そんな彼が、獅子が威嚇するような、低く唸るような声でぴしゃりとファレロの提案をはねのける。


「愚か者。あの速度を見て、わざわざ誰ぞに取り次がせるべきとでも言うのか? それともお前が近衛騎士団に指揮を下すのか? 弟と違って騎士達からの信頼の薄いお前が?」


「——ッ」


父の吐き捨てた言葉に、ファレロの脳裏には既に横死した弟——第二王子・ルカントの顔が浮かんだ。

武勇に優れ、人格にも優れた男。宮廷内の権力闘争にあけくれた自分とは違い、騎士や兵士たちからの支持、人気も高かった弟。王位継承権は自分よりも下位でありながら、その人気ぶりで自分の地位を脅かした憎っくき第二王子。

ルカントの澄ましたような、どこか冷然とした顔を思い出して強く歯噛みするファレロに、マラカルド王は小さくため息を吐いた。
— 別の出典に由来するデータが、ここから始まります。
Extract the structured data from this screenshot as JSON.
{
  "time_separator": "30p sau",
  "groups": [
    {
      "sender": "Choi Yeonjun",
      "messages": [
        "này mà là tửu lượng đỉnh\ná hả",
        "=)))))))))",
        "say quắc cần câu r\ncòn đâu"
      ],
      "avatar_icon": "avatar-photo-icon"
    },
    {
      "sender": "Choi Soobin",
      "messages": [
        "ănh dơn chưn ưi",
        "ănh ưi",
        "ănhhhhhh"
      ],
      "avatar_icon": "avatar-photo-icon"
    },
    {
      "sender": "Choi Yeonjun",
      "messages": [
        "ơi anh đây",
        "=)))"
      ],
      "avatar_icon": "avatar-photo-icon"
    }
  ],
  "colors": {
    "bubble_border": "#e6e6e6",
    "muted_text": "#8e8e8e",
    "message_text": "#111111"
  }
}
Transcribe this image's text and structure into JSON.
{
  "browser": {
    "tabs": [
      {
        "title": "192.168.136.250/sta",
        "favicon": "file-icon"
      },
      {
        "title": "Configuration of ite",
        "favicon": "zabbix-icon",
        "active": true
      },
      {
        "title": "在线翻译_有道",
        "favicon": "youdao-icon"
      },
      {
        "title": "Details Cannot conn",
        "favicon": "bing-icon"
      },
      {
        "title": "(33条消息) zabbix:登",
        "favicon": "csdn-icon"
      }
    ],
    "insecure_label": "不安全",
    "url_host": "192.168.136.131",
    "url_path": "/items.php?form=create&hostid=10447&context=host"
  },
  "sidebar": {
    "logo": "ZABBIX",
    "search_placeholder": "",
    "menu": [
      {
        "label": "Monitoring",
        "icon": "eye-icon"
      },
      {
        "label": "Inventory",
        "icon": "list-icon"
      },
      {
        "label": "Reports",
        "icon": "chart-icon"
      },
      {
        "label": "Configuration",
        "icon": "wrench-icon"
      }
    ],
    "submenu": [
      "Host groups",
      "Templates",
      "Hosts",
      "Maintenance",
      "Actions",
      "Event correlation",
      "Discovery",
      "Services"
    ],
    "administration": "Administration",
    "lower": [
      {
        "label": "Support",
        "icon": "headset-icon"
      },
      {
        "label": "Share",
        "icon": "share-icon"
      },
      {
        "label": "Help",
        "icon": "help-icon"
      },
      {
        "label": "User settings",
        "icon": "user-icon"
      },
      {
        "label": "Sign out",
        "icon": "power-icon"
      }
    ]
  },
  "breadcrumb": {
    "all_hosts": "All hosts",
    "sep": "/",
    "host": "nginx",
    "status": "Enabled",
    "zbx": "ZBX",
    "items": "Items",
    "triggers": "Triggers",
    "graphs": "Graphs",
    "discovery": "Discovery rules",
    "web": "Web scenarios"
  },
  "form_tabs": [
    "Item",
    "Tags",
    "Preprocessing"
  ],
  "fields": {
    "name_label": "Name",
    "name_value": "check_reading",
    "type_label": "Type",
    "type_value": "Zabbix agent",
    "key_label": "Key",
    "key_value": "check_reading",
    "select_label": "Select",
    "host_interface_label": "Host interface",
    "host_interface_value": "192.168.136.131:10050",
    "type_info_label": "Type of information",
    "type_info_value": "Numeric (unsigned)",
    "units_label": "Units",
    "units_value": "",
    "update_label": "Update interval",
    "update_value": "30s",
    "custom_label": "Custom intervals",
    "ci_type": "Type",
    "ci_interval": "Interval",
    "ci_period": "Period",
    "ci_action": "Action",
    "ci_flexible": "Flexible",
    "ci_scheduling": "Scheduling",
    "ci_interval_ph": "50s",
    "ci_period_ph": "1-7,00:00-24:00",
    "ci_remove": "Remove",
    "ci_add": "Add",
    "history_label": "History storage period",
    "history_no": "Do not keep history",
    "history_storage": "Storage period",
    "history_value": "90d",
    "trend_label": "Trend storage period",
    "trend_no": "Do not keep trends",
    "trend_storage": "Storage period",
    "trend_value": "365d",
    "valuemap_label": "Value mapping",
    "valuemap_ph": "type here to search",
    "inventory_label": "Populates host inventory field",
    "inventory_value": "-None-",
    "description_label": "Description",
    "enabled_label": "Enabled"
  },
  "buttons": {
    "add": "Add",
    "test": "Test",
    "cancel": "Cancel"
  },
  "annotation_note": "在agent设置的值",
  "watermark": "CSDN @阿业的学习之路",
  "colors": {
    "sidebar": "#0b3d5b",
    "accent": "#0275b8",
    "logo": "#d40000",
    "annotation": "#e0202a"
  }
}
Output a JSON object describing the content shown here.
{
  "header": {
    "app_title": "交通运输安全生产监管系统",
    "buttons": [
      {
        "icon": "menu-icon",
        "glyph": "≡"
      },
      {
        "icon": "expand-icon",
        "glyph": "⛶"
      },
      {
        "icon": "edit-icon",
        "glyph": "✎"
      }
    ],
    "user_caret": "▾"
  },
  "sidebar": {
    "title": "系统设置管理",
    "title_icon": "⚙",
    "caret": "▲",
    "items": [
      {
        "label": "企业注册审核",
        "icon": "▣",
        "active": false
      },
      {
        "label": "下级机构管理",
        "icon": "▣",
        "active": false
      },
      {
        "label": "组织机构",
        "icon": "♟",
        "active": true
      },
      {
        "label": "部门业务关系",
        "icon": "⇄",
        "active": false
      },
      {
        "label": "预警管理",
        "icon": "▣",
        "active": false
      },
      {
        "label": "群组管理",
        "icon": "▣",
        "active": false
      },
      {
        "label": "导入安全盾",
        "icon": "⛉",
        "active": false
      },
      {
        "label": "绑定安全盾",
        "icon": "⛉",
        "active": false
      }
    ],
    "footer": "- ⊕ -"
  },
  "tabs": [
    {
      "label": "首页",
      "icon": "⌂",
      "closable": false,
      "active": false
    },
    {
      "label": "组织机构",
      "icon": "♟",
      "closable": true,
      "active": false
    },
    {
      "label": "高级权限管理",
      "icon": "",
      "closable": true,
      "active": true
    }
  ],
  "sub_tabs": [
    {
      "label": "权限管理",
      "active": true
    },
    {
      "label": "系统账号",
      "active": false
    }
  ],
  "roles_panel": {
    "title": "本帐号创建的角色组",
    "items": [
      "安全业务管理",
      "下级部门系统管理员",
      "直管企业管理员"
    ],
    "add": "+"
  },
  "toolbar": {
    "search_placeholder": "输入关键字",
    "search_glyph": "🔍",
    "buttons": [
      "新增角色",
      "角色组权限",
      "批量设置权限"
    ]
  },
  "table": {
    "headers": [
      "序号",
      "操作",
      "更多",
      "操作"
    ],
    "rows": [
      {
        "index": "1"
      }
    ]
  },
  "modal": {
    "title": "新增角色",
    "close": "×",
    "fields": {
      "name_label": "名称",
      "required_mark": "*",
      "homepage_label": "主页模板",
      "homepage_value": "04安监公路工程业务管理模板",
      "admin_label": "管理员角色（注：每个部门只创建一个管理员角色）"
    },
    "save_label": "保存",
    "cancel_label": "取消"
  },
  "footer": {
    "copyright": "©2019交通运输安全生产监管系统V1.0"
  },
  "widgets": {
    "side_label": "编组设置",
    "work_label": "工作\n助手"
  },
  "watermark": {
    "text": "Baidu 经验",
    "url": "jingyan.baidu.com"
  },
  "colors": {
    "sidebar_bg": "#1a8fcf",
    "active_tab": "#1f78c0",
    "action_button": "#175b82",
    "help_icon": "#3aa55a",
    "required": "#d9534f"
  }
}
「——お前の使い所はここではない。大人しくしておれ」


そう言って、マラカルド王は再び息子を一瞥することなく部屋を後にする。ファレロはそんな彼を唇を震わせながら見送った。

ファレロは知っている。父王の言葉には他意——たとえば、ルカントの代わりにファレロが死んでいれば良かった、などというもの——はない。

ただ、ファレロという駒がこの局面では使えないと考えたからそう言ったまでなのだろう。

マラカルド王にとっては、ファレロもルカントも等しく自身というプレイヤーが、国を大きくするというゲームのために用いる駒の一つに過ぎないのだ。

それは知っている、分かっている。しかし——


「——クソが」


ファレロは手に持っていたワイングラスを思い切り床に叩きつけた。

パリンという軽い音と共に、ガラス片とワインが床に広がる。

粉々に砕け散ったガラスの欠片には夜の闇と近づいてくる赤く光るナニカが映っていた。

2話連続で主人公が出ないとは……でもよくよく考えたら、エピソード1も前半はあんまり出てなかったなぁ、などと回想。


ストック切らしながら書いてますので、後々若干の修正が入るかもです。その際はご理解の程お願いいたします。